During the battle, the Confederates burnt Samuel Mumma's farmhouse, springhouse, and barn to prevent them from being used by Union Sharpshooters. This on-the-spot sketch was done by the Englishmen Alfred Waud.

Writing churns things up.  That churning is one of the most fantastic things about writing, one of the things I love, but it’s not comfortable.  Facing things, really looking at things, staring dumbly at things, that kind of minute and honest reflection, can be difficult and unpleasant.  You can also find small treasures there.  In working on an essay about stuff (literal stuff, the items that tumble from my closet, the towers of papers and important detritus spanning my surfaces) I realized I actually need to be writing about my phantom limb: my childhood house that’s no longer there.  It was burned down in a fire training exercise.  I’ve written about it in my novel, immortalized it here and there.

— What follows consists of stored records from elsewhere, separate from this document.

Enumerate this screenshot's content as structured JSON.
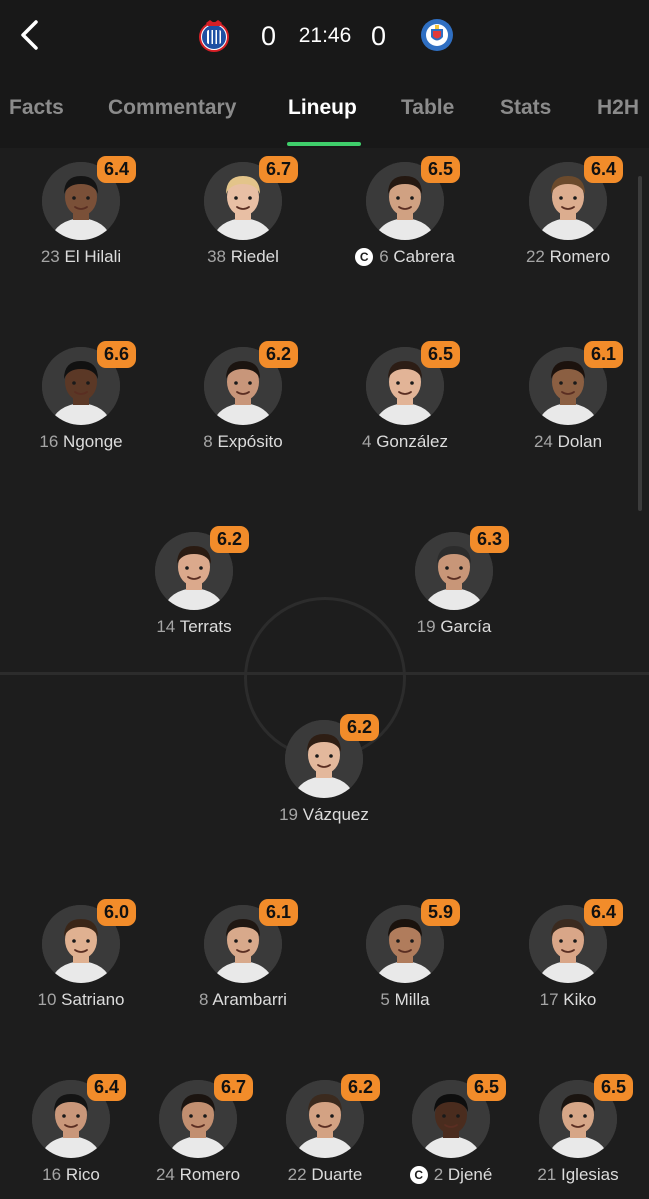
{
  "match": {
    "home_score": "0",
    "away_score": "0",
    "clock": "21:46",
    "home_crest_icon": "espanyol-crest-icon",
    "away_crest_icon": "getafe-crest-icon"
  },
  "tabs": [
    "Facts",
    "Commentary",
    "Lineup",
    "Table",
    "Stats",
    "H2H"
  ],
  "active_tab": "Lineup",
  "colors": {
    "accent": "#3fcf6b",
    "rating_badge": "#f28c2a",
    "background": "#1d1d1d"
  },
  "home_lineup": [
    [
      {
        "number": "23",
        "name": "El Hilali",
        "rating": "6.4",
        "captain": false,
        "skin": "#7a5038",
        "hair": "#141414"
      },
      {
        "number": "38",
        "name": "Riedel",
        "rating": "6.7",
        "captain": false,
        "skin": "#e8bfa4",
        "hair": "#e3c48a"
      },
      {
        "number": "6",
        "name": "Cabrera",
        "rating": "6.5",
        "captain": true,
        "skin": "#d0a182",
        "hair": "#241811"
      },
      {
        "number": "22",
        "name": "Romero",
        "rating": "6.4",
        "captain": false,
        "skin": "#dcad8f",
        "hair": "#6b4a2c"
      }
    ],
    [
      {
        "number": "16",
        "name": "Ngonge",
        "rating": "6.6",
        "captain": false,
        "skin": "#5b3826",
        "hair": "#111111"
      },
      {
        "number": "8",
        "name": "Expósito",
        "rating": "6.2",
        "captain": false,
        "skin": "#c8967a",
        "hair": "#1b1410"
      },
      {
        "number": "4",
        "name": "González",
        "rating": "6.5",
        "captain": false,
        "skin": "#e2b497",
        "hair": "#2c1d15"
      },
      {
        "number": "24",
        "name": "Dolan",
        "rating": "6.1",
        "captain": false,
        "skin": "#8b5f42",
        "hair": "#1c120d"
      }
    ],
    [
      {
        "number": "14",
        "name": "Terrats",
        "rating": "6.2",
        "captain": false,
        "skin": "#dba98c",
        "hair": "#2a1b12"
      },
      {
        "number": "19",
        "name": "García",
        "rating": "6.3",
        "captain": false,
        "skin": "#c89678",
        "hair": "#2c2c2c"
      }
    ]
  ],
  "away_lineup": [
    [
      {
        "number": "19",
        "name": "Vázquez",
        "rating": "6.2",
        "captain": false,
        "skin": "#e3b89c",
        "hair": "#2e1e14"
      }
    ],
    [
      {
        "number": "10",
        "name": "Satriano",
        "rating": "6.0",
        "captain": false,
        "skin": "#e0b191",
        "hair": "#3a2618"
      },
      {
        "number": "8",
        "name": "Arambarri",
        "rating": "6.1",
        "captain": false,
        "skin": "#d8a98b",
        "hair": "#1f1712"
      },
      {
        "number": "5",
        "name": "Milla",
        "rating": "5.9",
        "captain": false,
        "skin": "#b07c5c",
        "hair": "#1a120d"
      },
      {
        "number": "17",
        "name": "Kiko",
        "rating": "6.4",
        "captain": false,
        "skin": "#d9a688",
        "hair": "#3a2a1f"
      }
    ],
    [
      {
        "number": "16",
        "name": "Rico",
        "rating": "6.4",
        "captain": false,
        "skin": "#c9977a",
        "hair": "#141414"
      },
      {
        "number": "24",
        "name": "Romero",
        "rating": "6.7",
        "captain": false,
        "skin": "#c28f70",
        "hair": "#1b1410"
      },
      {
        "number": "22",
        "name": "Duarte",
        "rating": "6.2",
        "captain": false,
        "skin": "#d3a283",
        "hair": "#3b2a1e"
      },
      {
        "number": "2",
        "name": "Djené",
        "rating": "6.5",
        "captain": true,
        "skin": "#4a2c1e",
        "hair": "#0e0e0e"
      },
      {
        "number": "21",
        "name": "Iglesias",
        "rating": "6.5",
        "captain": false,
        "skin": "#d6a687",
        "hair": "#1a1410"
      }
    ]
  ]
}
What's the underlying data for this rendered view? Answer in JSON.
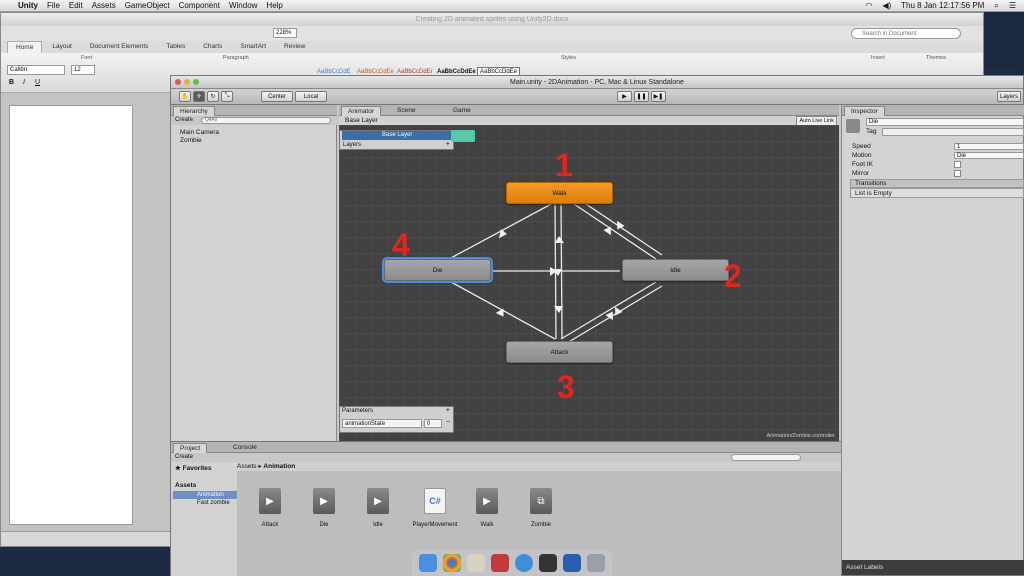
{
  "menubar": {
    "app": "Unity",
    "items": [
      "File",
      "Edit",
      "Assets",
      "GameObject",
      "Component",
      "Window",
      "Help"
    ],
    "clock": "Thu 8 Jan  12:17:56 PM"
  },
  "word": {
    "title": "Creating 2D animated sprites using Unity2D.docx",
    "tabs": [
      "Home",
      "Layout",
      "Document Elements",
      "Tables",
      "Charts",
      "SmartArt",
      "Review"
    ],
    "font_name": "Calibri",
    "font_size": "12",
    "zoom": "228%",
    "search_placeholder": "Search in Document",
    "groups": [
      "Font",
      "Paragraph",
      "Styles",
      "Insert",
      "Themes"
    ],
    "style_samples": [
      "AaBbCcDdE",
      "AaBbCcDdEe",
      "AaBbCcDdEr",
      "AaBbCcDdEe",
      "AaBbCcDdEe"
    ],
    "bookmarks": "Bookmarks"
  },
  "unity": {
    "title": "Main.unity - 2DAnimation - PC, Mac & Linux Standalone",
    "center_btn": "Center",
    "local_btn": "Local",
    "layers_btn": "Layers",
    "hierarchy": {
      "tab": "Hierarchy",
      "create": "Create",
      "search_placeholder": "Q▾All",
      "items": [
        "Main Camera",
        "Zombie"
      ]
    },
    "animator": {
      "tabs": [
        "Animator",
        "Scene",
        "Game"
      ],
      "base_layer": "Base Layer",
      "auto_live_link": "Auto Live Link",
      "layers_label": "Layers",
      "controller_path": "Animation/Zombie.controller",
      "states": {
        "walk": "Walk",
        "idle": "Idle",
        "attack": "Attack",
        "die": "Die"
      },
      "numbers": [
        "1",
        "2",
        "3",
        "4"
      ],
      "parameters": {
        "label": "Parameters",
        "name": "animationState",
        "value": "0"
      }
    },
    "inspector": {
      "tab": "Inspector",
      "object_name": "Die",
      "tag_label": "Tag",
      "speed_label": "Speed",
      "speed_value": "1",
      "motion_label": "Motion",
      "motion_value": "Die",
      "foot_ik_label": "Foot IK",
      "mirror_label": "Mirror",
      "transitions_label": "Transitions",
      "transitions_value": "List is Empty",
      "asset_labels": "Asset Labels"
    },
    "project": {
      "tabs": [
        "Project",
        "Console"
      ],
      "create": "Create",
      "favorites": "Favorites",
      "assets": "Assets",
      "folders": [
        "Animation",
        "Fast zombie"
      ],
      "breadcrumb_root": "Assets",
      "breadcrumb_sep": "▸",
      "breadcrumb_leaf": "Animation",
      "items": [
        "Attack",
        "Die",
        "Idle",
        "PlayerMovement",
        "Walk",
        "Zombie"
      ]
    }
  },
  "colors": {
    "default_state": "#f08f1a",
    "number_red": "#e3241f",
    "selection_blue": "#4a8fd8"
  }
}
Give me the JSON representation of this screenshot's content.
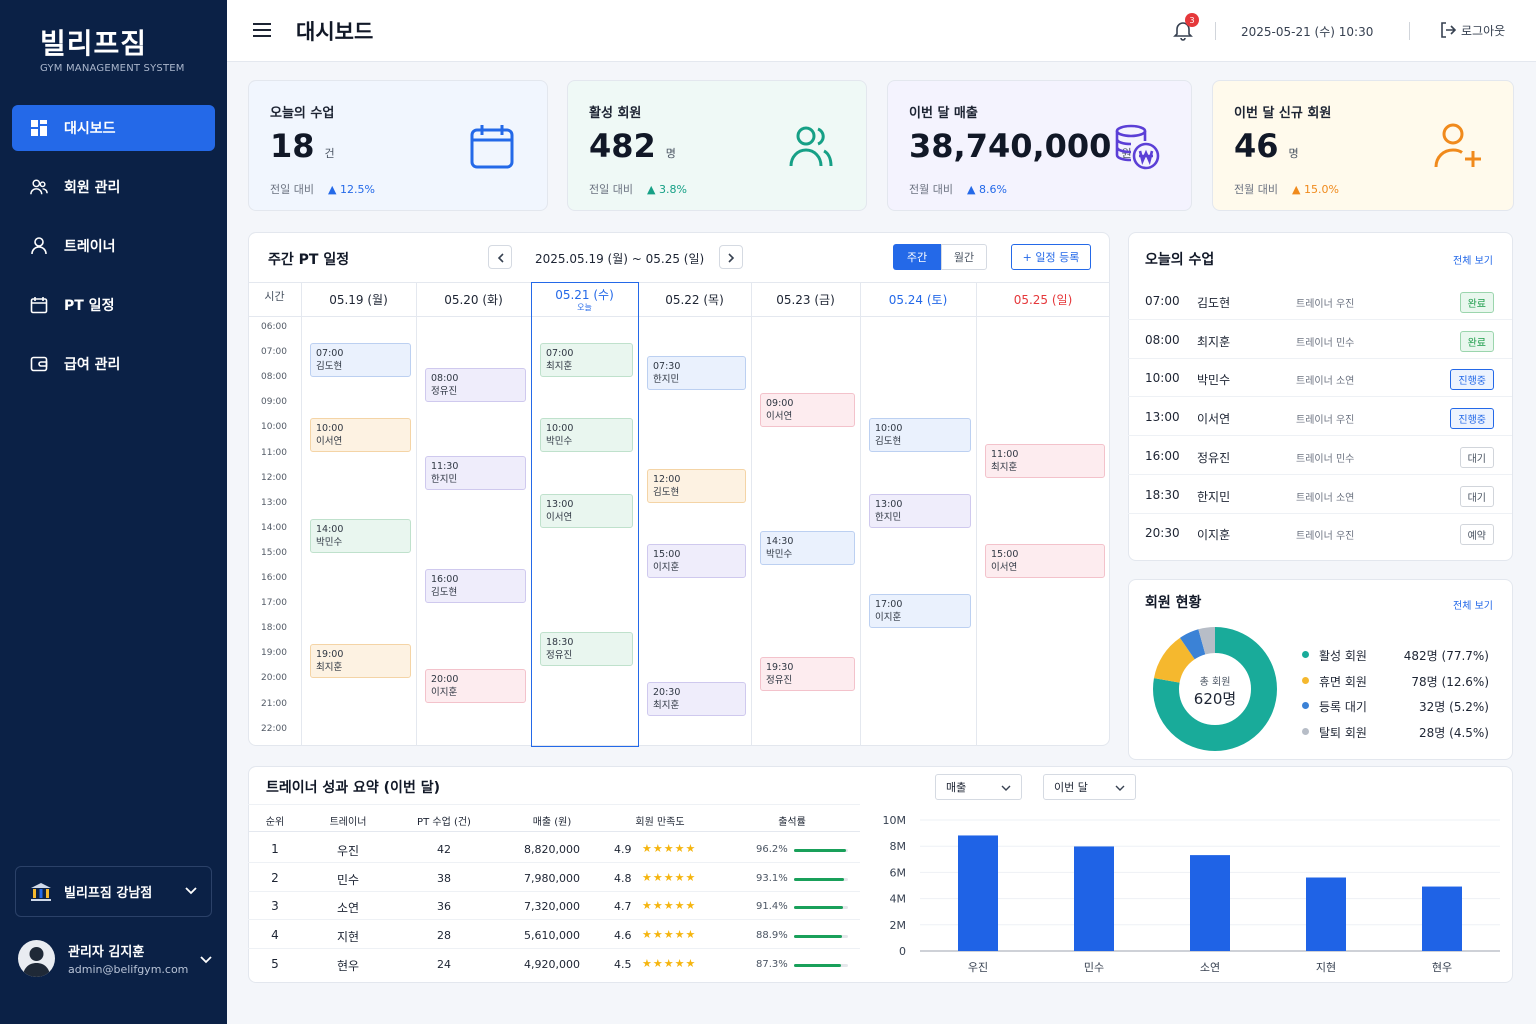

This time I decided to write a short story about the house, about a ghost in the house, about the fire…currently, the stuff of the story is a huge mess, but it’s been satisfying to make.  Right now I’m just generating words, ideas, the raw junk that I will attempt to shape into a story.  It’s all I want to do, but it’s so untidy, so simultaneously new and ancient.  Like my surfaces, it’s cluttered, noisy.

And sometimes a spider skitters from underneath…

2 thoughts on “House, Stuff, Fire…

  1. It’s interesting that you should write about fire on the 27th. I spent that day remembering and anticipating that the next day would be the 34th anniversary of the Beverly Hills Supper Club Fire in Southgate, KY. A common childhood memory – fire – that carries with it such different experiences for us.